Chief executive officer Nyang Koon Seng said
this subsidiary, which will have a paid-up
capital of about RM500,000 was scheduled to
be set up in the first quarter of 2007.
" This new unit's initial focus will
be to provide strategic consultancy, information
technology (IT) and technology solutions.
It will give us a chance to explore the Indonesian
market for opportunities to introduce loyalty
programmes," he told StarBiz.
Nyang said there were not many service providers
like AIM in Indonesia and setting up a unit
there would give AIM a "first mover advantage"
to tap the market.
"Loyalty programmes is an emerging business.

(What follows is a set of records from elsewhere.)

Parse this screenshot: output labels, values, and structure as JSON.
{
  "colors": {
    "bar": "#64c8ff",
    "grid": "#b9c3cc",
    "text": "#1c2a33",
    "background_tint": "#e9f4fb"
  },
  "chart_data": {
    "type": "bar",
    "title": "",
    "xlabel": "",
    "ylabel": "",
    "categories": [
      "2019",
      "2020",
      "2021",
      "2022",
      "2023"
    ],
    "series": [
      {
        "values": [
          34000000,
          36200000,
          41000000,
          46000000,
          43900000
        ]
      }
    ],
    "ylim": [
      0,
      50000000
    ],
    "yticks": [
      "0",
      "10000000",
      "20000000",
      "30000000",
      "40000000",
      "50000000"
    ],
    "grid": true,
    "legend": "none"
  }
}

We have similar cultural and language with
Indonesia, which gives us advantages,"
he said, adding that the new unit would be
set up in Jakarta.
AIM is one of the few players in Malaysia
to provide integrated services as a one-stop
solutions centre.
The company now holds 80% market share in
this segment. It provides a full range of
outsourced loyalty management services to
various industry segments, including fast-moving
consumer goods, banking and finance, insurance,
retail, hospitality, oil and gas and food
and beverages.
Nyang also said AIM was looking at setting
up a joint venture with an Indian company
within the first half of next year.
"We may set up a marketing office in
India and explore opportunities with the help
of a local partner," he said.
Nyang also said the company would be launching
a stored value card by the first quarter of
next year.
The card, which would be supported by a bank,
would act like a prepaid card where consumers
could spend the total amount deposited into
the card.
This loyalty card, which is a tied up with
a local department store, works on a closed-loop
system where consumers would only be allowed
to spend within the department store.
Nyang also said company had embarked on a
strategic partnership with New Zealand based
Incentive Solutions on a new business model,
which involves a loyalty programme with small
retailers or business.
'Instead of having loyalty programmes that
solely involve end-consumers, this new model
allows us to service small retailers or business,"
he said.
Nyang said this would allow AIM to tap that
market as well as exchange technology and
market information with Incentive Solutions.
He said despite the conservative spending
among consumers, AIM was on track to achieve
its forecast revenue of RM41.6mil for its
financial year ending Dec 31.
In its results for the third quarter ended
Sept 30, this Mesdaq-listed company recorded
net profit of RM2.24mil on RM12.4mil sales.